First I have optimized the recursion so you only call it once for each die in your initial set. For example 100d10 would call this 100 times, for each result you queried it for.

[color=white]
  function getPossibleCombinations($result,$arySides,$position) {
    if($result < count($arySides)) {return 0;}
    $current = $arySides[$position];
    $min = count($arySides)-1;
    $max = array_sum($arySides) - $current;
    $minCurrent = $result - $max;
    if($minCurrent < 1) {$minCurrent = 1;}
    $maxCurrent = $result - $min;
    if($maxCurrent > $current) {$maxCurrent = $current;}
    $set = $maxCurrent - $minCurrent + 1;
    if($position == (count($arySides)-1)) {return $set;}
    else {return($set + getPossibleCombinations($result,$arySides,$position+1));}
  }
[/color]

Code explained:
$result = the result you a querying for the number of sets that will produce it.
$arySides = is an array that holds the number of sides on your die. (i.e. (4,6,6,8) would be 1d4, 2d6, 1d8)
$position = which die you are looking at on this iteration, always 0 when you call the function it just uses it internally so it must be there.

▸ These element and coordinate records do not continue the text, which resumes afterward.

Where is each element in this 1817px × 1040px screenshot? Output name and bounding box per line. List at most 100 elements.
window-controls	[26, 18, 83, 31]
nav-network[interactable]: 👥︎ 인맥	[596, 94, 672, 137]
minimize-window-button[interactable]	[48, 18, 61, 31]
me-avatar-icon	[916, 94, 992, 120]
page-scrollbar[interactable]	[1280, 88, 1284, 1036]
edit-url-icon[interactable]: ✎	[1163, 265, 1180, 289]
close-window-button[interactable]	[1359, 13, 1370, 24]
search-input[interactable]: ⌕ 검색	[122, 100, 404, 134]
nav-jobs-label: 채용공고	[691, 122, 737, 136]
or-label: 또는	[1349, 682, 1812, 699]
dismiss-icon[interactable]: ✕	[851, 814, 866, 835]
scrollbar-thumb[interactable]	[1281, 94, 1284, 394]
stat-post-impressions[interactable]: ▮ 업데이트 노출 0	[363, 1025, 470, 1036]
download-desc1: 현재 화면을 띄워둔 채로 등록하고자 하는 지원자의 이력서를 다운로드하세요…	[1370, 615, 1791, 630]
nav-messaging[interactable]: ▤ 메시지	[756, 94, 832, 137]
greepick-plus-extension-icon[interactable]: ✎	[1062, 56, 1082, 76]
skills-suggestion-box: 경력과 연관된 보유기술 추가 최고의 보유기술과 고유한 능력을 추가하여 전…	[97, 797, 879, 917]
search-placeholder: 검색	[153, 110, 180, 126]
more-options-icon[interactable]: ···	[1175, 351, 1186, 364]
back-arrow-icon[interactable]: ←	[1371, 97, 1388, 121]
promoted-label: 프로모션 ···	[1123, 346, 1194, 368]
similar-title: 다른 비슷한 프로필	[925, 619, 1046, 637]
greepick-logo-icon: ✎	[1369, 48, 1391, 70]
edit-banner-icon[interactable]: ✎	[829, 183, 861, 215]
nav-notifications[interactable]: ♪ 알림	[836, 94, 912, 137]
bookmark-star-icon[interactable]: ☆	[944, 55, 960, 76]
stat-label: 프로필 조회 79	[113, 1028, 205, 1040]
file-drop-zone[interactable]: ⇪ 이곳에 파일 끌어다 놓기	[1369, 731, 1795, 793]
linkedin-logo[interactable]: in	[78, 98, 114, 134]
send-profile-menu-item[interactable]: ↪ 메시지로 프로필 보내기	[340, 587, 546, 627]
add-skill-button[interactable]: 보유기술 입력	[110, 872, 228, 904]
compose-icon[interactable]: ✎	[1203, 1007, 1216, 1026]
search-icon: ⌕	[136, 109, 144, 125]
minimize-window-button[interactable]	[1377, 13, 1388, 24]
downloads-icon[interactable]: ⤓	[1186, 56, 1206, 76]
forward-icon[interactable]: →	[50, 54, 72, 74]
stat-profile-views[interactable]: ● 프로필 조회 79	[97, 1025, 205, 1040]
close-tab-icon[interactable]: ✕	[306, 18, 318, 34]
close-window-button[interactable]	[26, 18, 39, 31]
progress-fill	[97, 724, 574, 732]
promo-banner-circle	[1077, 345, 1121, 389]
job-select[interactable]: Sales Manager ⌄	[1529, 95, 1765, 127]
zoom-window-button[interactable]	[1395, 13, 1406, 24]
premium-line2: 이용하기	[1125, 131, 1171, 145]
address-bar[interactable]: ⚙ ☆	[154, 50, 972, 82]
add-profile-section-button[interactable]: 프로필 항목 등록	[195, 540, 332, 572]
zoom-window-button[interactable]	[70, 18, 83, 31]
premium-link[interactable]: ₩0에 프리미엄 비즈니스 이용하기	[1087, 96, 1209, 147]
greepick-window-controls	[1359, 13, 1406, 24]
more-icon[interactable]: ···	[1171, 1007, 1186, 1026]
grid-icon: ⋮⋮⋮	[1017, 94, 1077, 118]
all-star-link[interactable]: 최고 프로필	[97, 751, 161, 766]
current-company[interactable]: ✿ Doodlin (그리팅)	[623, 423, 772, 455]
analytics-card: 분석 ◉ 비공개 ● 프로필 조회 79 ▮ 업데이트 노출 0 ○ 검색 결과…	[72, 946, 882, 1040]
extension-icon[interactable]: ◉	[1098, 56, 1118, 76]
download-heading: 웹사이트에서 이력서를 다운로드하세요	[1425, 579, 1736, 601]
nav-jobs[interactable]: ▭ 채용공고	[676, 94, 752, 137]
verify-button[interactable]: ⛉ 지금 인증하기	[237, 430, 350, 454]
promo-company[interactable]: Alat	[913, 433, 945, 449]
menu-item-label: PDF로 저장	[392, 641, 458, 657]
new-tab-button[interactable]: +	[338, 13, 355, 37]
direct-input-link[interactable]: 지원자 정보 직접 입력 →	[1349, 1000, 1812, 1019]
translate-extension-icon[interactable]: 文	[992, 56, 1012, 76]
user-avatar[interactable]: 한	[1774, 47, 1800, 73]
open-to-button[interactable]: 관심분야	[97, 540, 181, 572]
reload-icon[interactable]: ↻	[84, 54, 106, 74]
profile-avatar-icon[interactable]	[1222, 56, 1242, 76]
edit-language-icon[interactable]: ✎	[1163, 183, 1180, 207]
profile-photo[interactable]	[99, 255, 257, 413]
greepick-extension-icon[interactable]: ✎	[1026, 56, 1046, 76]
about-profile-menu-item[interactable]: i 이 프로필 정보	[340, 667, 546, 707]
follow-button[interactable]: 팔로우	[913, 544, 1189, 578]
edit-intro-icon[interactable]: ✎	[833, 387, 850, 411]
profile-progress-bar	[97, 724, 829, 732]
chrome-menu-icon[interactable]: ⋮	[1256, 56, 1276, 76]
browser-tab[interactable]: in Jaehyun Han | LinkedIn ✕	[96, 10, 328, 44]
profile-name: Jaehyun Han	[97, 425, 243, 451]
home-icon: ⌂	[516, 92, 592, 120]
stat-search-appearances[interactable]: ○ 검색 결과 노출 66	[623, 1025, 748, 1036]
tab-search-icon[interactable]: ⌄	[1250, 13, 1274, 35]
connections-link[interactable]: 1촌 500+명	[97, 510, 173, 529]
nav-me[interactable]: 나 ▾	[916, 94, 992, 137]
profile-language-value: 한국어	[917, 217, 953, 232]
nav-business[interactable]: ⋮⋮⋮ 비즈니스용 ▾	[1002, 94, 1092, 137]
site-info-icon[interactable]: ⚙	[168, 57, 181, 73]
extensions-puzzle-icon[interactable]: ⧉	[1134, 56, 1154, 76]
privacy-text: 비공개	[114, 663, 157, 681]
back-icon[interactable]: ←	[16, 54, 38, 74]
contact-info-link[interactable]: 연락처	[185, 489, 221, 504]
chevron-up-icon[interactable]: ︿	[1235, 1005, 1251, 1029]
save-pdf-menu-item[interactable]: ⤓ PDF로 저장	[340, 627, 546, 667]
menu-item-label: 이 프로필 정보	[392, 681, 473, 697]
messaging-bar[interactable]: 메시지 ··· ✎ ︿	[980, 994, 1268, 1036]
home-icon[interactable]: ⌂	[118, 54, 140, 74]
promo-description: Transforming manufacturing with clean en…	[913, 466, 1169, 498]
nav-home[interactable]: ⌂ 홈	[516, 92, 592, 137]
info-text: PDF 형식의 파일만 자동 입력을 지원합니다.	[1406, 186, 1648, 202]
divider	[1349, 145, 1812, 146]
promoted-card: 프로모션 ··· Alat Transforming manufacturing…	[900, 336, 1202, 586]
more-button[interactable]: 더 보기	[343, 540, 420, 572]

now that the parameters are out of the way here's how the algorithm works
test the requested result for existenc in the supplied array
get the number of sides on the die for this iteration
calculate the minimum that can be rolled excluding this die
calculate the maximum that can be rolled excluding this die
calculate the minimum that is needed from this die to roll result
make sure minimum is 1
calculate the maximum that can be rolled from this die to roll result
make sure maximum is <= die sides
calculate the size of the set that can be used from this die
either return set
or return set * call function again with the next position.

The problem with the algorithm is that is counts doubles, tripples, etc. multiple times and I don't know how to make that stop.

for example rolling 3d4 and query for 3. We all know the answer is 1, however with this algorithm it reports 3 because each 1 can be in any position.